On the whole, it seems to me that the probabilities are in favour of an African origin, as its name indicates, and this is confirmed by the general, but insufficiently grounded opinion of authors.[567] However, as the plant spreads so rapidly, it is strange that it has not reached Egypt from the Mozambique or Abyssinia, and that it was introduced so late into the islands to the east of Africa. If the co-existence of phanerogamous species in Africa and America previous to cultivation were not extremely rare, it might be inferred in this case; but this is unlikely in the case of a cultivated plant of which the diffusion is evidently very easy.

Article III.Various Uses of the Stem and Leaves.

TeaThea sinensis, Linnæus.

In the middle of the eighteenth century, when the shrub which produces tea was still very little known, Linnæus gave it the name of Thea sinensis. Soon afterwards, in the second edition of the Species Plantarum, he judged it better to distinguish two species, Thea bohea and Thea viridis, which he believed to correspond to the commercial distinction between black and green teas. It has since been proved that there is but one species, comprehending several varieties, from all of which either black or green tea may be obtained according to the process of manufacture. This question was settled, when another was raised, as to whether Thea really forms a genus by itself distinct from the genus Camellia. Some authors make Thea a section of the old genus Camellia; but from the characters indicated with great precision by Seemann,[568] it seems to me that we are justified in retaining the genus Thea, together with the old nomenclature of the principal species.

A Japanese legend, related by Kæmpfer,[569] is often quoted. A priest who came from India into China in A.D. 519, having succumbed to sleep when he had wished to watch and pray, in a movement of anger cut off his two eyelids, which were changed into a shrub, the tea tree, whose leaves are eminently calculated to prevent sleep. Unfortunately for those people who readily admit legends in whole or in part, the Chinese have never heard of this story, although the event is said to have taken place in their country. Tea was known to them long before 519, and probably it was not brought from India. This is what Bretschneider tells us in his little work, rich in botanical and philological facts.[570] The Pentsao, he says, mentions tea 2700 B.C., the Rye 300 or 600 B.C.; and the commentator of the latter work, in the fourth century of our era, gave details about the plant and about the infusion of the leaves. Its use is, therefore, of very ancient date in China. It is perhaps more recent in Japan, and if it has been long known in Cochin-China, it is possible, but not proved, that it formerly spread thither from India; authors cite no Sanskrit name, nor even any name in modern Indian languages. This fact will appear strange when contrasted with what we have to say on the natural habitat of the species.

The seeds of the tea-plant often sow themselves beyond the limits of cultivation, thereby inspiring doubt among botanists as to the wild nature of plants encountered here and there. Thunberg believed the species to be wild in Japan, but Franchet and Savatier[571] absolutely deny this. Fortune,[572] who has so carefully examined the cultivation of tea in China, does not speak of the wild plant. Fontanier[573] says that the tea-plant grows wild abundantly in Mantschuria. It is probable that it exists in the mountainous districts of South-eastern China, where naturalists have not yet penetrated. Loureiro says that it is found both “cultivated and uncultivated” in Cochin-China.[574] What is more certain is, that English travellers gathered specimens in Upper Assam[575] and in the province of Cachar.[576] So that the tea-plant must be wild in the mountainous region which separates the plains of India from those of China, but the use of the leaves was not formerly known in India.

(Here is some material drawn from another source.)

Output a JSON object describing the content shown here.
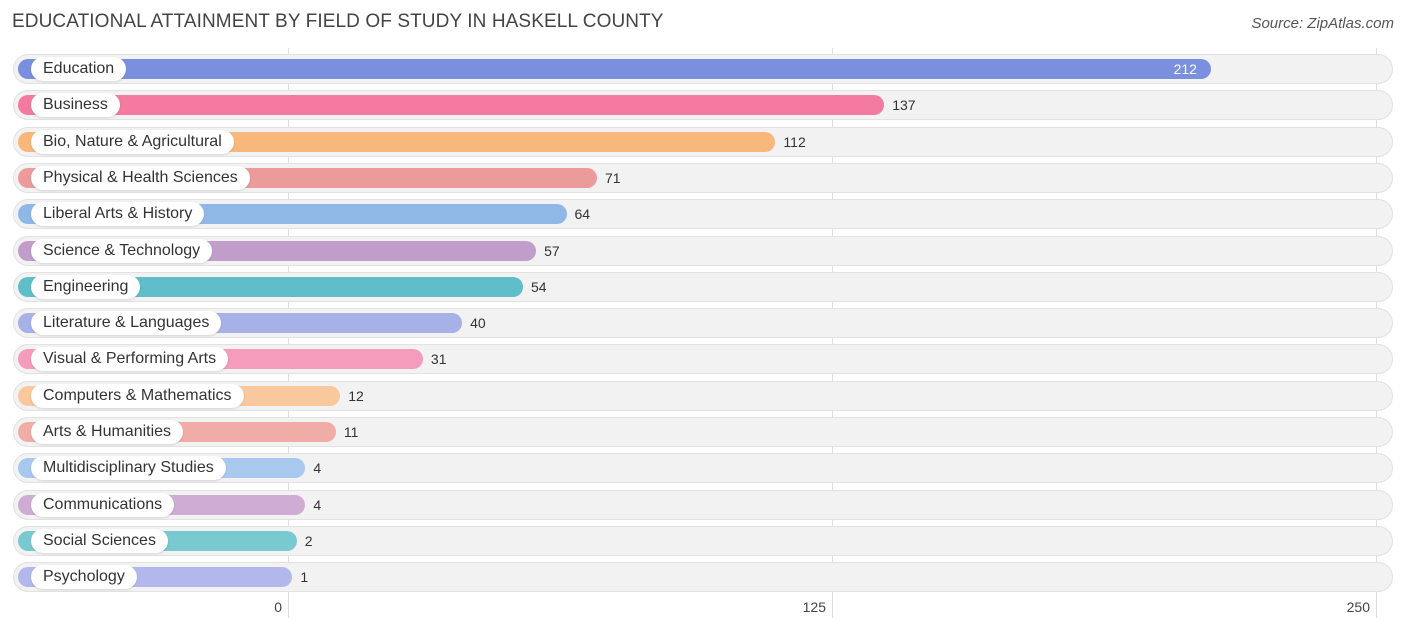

The cultivation of tea, now introduced into several colonies, has produced admirable results in Assam. Not only is the product of a superior quality to that of average Chinese teas, but the quantity obtained increases rapidly. In 1870, three million pounds of tea were produced in British India; in 1878, thirty-seven million pounds; and in 1880, a harvest of seventy million pounds was looked for.[577] Tea will not bear frost, and suffers from drought. As I have elsewhere stated,[578] the conditions which favour it are the opposite to those which suit the vine. On the other hand, it has been observed that tea flourishes in Azores, where good wine is made;[579] but it is possible to cultivate in gardens, or on a small scale, many plants which will not be profitable on a large scale. The vine grows in China, yet the manufacture of wine is unimportant. Conversely, no wine-growing country grows tea for exportation. After China, Japan, and Assam, it is in Java, Ceylon, and Brazil that tea is most largely grown, where, certainly, the vine is little cultivated, or not at all; while the wines of dry regions, such as Australia and the Cape, are already known in the market.

FlaxLinum usitatissimum, Linnæus.

The question as to the origin of flax, or rather of the cultivated flax, is one of those which give rise to most interesting researches.

In order to understand the difficulties which it presents, we must first ascertain what nearly allied forms authors designate—sometimes as distinct species of the genus Linum, and sometimes as varieties of a single species.